Atlanta's largest homeless shelter to close
ATLANTA - Atlanta’s largest homeless shelter will soon close its doors. But it’s not just the people who live there right now that have concerns.
New facilities will take in some residents from the Peachtree-Pine homeless shelter, but others will be back on the streets.
City leaders and residents say the shelter spillover is already a chronic problem with discarded food and trash littering the city’s sidewalks, which are also used as bathrooms.
A neighbor told FOX 5’s Morse Diggs he didn’t know about the shelter when he decided to move a couple of block away and now some of his family and friends don’t want to come visit him.
“It’s pretty shocking, you know, we pay pretty good money to live here and then you have that just steps away from your house,” said Demetrius James, a downtown Atlanta resident.
After a long political fight, the shelter is in the middle of a pending sale to a downtown organization.
Councilman Kwanza Hall say he has taken part in those talks.

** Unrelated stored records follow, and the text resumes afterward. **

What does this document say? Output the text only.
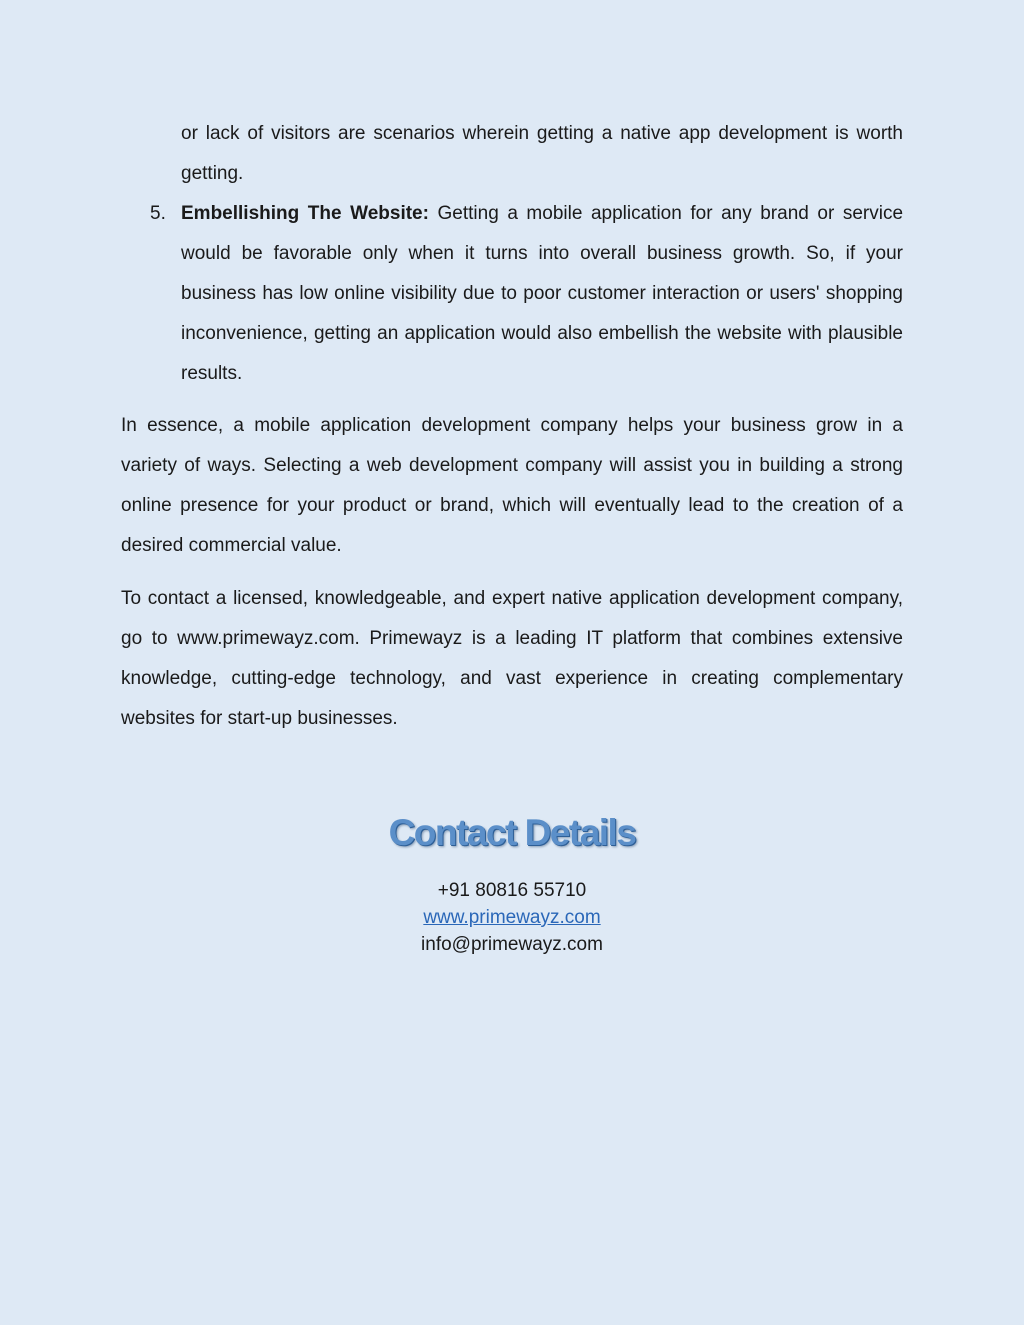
or lack of visitors are scenarios wherein getting a native app development is worth getting.

5. Embellishing The Website: Getting a mobile application for any brand or service would be favorable only when it turns into overall business growth. So, if your business has low online visibility due to poor customer interaction or users' shopping inconvenience, getting an application would also embellish the website with plausible results.

In essence, a mobile application development company helps your business grow in a variety of ways. Selecting a web development company will assist you in building a strong online presence for your product or brand, which will eventually lead to the creation of a desired commercial value.

To contact a licensed, knowledgeable, and expert native application development company, go to www.primewayz.com. Primewayz is a leading IT platform that combines extensive knowledge, cutting-edge technology, and vast experience in creating complementary websites for start-up businesses.

Contact Details
+91 80816 55710
www.primewayz.com
info@primewayz.com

“What we’ve discovered over the years is it’s had a negative impact on everyone who had lived here,” he said. “We have seen everything—loitering, trash, camping out on city streets, camping out on private property. It’s not legal, and that where we run into another type of challenge.”
Morse asked, “Well, what is the police department going to do about it?”
“So, speaking to that, the police are a part of this conversation,” Hall replied.
Assistant Atlanta Police Chief Rodney Bryant said, “They are a lot of churches that come down with the great intentions, the good intentions of helping…what they tend to do is feed people out on the street. What the city of Atlanta wants to do is stop the feeding on the streets and to allow people to move inside.”